Intensive agriculture (which uses lots of pesticides), urbanisation and climate change is heavy a crushing effect on insects. This has much wider implications as insects are at the centre of the food web.

The problem is much of the world is not taking such extreme weather seriously. Or if at all such calls highlighting a climate emergency are heard, it is seen as something which only individuals can respond to by changing their personal lifestyle choices.

For example, we are encouraged to eat less meat, use public transport, walk or cycle instead of driving cars, avoid air travel, recycle and reuse. Buzz words like “sustainable development” are bandied about.
Although each of these initiatives are commendable, it also diverts our attention away from the core issue and related problems facing the world — the exploitative nature of economic development and the ravenous appetite of the system for scarce natural resources.

So forests are disappearing; the sensitive ecosystem along coastlines are being degraded; more highways are in the pipeline, including along sensitive hill slopes. Expensive apartment blocks are being put up – even though few locals can afford them. Highways are being built even though our dizzying array of roads are already congested. There is talk of a “third national car” too.

The thing is much of this “development” may not even be necessary.
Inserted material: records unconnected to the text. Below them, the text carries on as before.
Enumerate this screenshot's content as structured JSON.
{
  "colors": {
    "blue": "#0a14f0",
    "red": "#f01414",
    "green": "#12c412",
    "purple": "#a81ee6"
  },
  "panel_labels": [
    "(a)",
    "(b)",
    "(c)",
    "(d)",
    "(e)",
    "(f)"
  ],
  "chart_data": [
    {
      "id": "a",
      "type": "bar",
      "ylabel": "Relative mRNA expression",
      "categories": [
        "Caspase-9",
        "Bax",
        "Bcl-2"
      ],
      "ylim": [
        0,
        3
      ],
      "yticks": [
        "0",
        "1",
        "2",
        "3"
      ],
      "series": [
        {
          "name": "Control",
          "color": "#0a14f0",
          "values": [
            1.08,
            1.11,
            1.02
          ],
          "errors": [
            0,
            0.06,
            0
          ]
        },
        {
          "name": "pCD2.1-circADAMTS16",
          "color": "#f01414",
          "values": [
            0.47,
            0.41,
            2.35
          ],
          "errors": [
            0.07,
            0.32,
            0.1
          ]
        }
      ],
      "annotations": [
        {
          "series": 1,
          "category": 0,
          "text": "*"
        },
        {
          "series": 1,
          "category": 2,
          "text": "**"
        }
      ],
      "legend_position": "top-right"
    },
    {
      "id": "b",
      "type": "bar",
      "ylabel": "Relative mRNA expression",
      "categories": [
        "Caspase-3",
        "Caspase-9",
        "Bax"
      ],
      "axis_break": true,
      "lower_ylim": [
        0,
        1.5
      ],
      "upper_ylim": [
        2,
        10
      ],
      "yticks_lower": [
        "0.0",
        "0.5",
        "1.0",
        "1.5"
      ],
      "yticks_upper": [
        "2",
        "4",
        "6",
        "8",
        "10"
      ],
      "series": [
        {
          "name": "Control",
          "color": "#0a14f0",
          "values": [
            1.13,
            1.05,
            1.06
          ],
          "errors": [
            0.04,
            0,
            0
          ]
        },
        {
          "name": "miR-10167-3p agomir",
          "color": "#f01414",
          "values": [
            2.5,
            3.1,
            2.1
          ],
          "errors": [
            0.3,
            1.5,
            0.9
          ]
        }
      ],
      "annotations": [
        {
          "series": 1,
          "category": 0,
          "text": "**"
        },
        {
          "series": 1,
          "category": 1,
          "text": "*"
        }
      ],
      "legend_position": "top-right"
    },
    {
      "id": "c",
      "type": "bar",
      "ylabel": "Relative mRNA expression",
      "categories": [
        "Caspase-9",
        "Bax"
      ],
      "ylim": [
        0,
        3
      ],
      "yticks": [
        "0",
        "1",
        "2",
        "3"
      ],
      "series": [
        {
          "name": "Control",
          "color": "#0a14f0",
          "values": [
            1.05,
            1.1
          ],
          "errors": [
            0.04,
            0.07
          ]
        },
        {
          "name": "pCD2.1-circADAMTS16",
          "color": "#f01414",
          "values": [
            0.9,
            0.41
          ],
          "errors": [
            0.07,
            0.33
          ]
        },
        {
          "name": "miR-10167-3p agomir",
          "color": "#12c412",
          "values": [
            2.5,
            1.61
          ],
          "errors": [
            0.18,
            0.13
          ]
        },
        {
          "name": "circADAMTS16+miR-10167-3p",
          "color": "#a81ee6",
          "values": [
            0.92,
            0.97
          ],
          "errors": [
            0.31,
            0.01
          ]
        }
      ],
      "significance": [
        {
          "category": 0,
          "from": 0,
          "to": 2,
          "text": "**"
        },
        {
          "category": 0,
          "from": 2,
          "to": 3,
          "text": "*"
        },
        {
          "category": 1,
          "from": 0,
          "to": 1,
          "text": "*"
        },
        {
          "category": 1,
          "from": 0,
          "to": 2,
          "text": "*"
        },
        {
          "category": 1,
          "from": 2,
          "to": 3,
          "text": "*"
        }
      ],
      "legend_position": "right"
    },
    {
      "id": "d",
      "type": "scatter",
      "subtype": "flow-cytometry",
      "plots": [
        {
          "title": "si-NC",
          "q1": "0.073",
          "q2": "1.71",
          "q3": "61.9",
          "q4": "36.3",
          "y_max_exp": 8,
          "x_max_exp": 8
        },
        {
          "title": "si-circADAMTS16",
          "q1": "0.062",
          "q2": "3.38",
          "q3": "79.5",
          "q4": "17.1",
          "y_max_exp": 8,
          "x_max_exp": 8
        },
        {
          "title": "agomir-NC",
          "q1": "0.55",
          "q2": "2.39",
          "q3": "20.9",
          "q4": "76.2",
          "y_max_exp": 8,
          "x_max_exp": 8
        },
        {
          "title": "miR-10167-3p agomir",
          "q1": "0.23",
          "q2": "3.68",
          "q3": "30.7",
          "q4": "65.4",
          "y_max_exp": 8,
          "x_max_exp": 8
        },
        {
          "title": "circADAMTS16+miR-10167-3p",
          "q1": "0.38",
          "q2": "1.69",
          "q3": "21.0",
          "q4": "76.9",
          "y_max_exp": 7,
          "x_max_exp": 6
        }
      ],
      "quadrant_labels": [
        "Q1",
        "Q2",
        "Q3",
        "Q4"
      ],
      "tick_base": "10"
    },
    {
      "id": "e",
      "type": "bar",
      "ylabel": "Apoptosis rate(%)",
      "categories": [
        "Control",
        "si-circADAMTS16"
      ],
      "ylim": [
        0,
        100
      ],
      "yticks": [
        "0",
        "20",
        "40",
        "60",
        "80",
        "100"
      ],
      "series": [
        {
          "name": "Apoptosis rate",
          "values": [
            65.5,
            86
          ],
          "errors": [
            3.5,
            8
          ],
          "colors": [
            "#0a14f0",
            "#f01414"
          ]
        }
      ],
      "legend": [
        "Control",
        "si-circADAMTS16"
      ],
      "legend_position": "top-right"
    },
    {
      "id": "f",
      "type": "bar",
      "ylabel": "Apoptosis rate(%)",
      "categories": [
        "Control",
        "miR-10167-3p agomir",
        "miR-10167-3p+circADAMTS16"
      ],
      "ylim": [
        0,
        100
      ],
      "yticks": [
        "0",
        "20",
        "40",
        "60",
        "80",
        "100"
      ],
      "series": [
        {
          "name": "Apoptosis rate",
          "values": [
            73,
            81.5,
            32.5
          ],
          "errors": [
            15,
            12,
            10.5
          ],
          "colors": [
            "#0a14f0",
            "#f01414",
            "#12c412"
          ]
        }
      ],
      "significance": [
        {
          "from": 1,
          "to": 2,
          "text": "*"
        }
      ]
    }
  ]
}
It comes at a time when the total fertility rate for the Malaysian population has been steadily declining well below the population replacement level (which is 2.1 children per woman). In Penang, for instance, the total fertility rate is already 1.5 children per woman – well below the population replacement level.

So who are we building all these highways and apartment blocks for? The same goes for other parts of the country where the rate has fallen below replacement level.
Sadly, one of the major problems is that the benchmark for our economic performance is based on GDP growth. Because we are obsessed with this figure, we often forget the cost of mindless economic growth – and so we ignore the depletion of our natural resources, the loss of our forests and vanishing biodiversity, the death of our rivers, the flattening of our forests, the balding of our hills…
We also overlook how the economic wealth that is being generated is concentrated in fewer hands, including financial institutions, while the majority struggle to cope with the rising cost of living in the face of largely flat real wages. We fail to look at how billions of ringgit of this wealth is illicitly ferreted out of the country into off-shore havens. We fail to see how income inequality has led to a myriad of social problems.

Our corporate-led “development” model has also undermined community solidarity. At one time, we focused on building genuinely affordable housing and enhancing our system of universal public healthcare. Now, many cannot afford to buy homes or even to fall seriously ill.

So it is not individual greed and personal choices alone that are responsible for the worsening weather patterns. Rather, it is the systemic impact of corporate-led globalisation that is hurtling the world towards the point of no return.
Only God can save the planet from climate chaos. But he requires us to act - not just by looking at our own lifestyles, but by taking a long, critical look at our economic model – and then coming up with a more ecologically friendly model that puts People and the Planet ahead of Profits.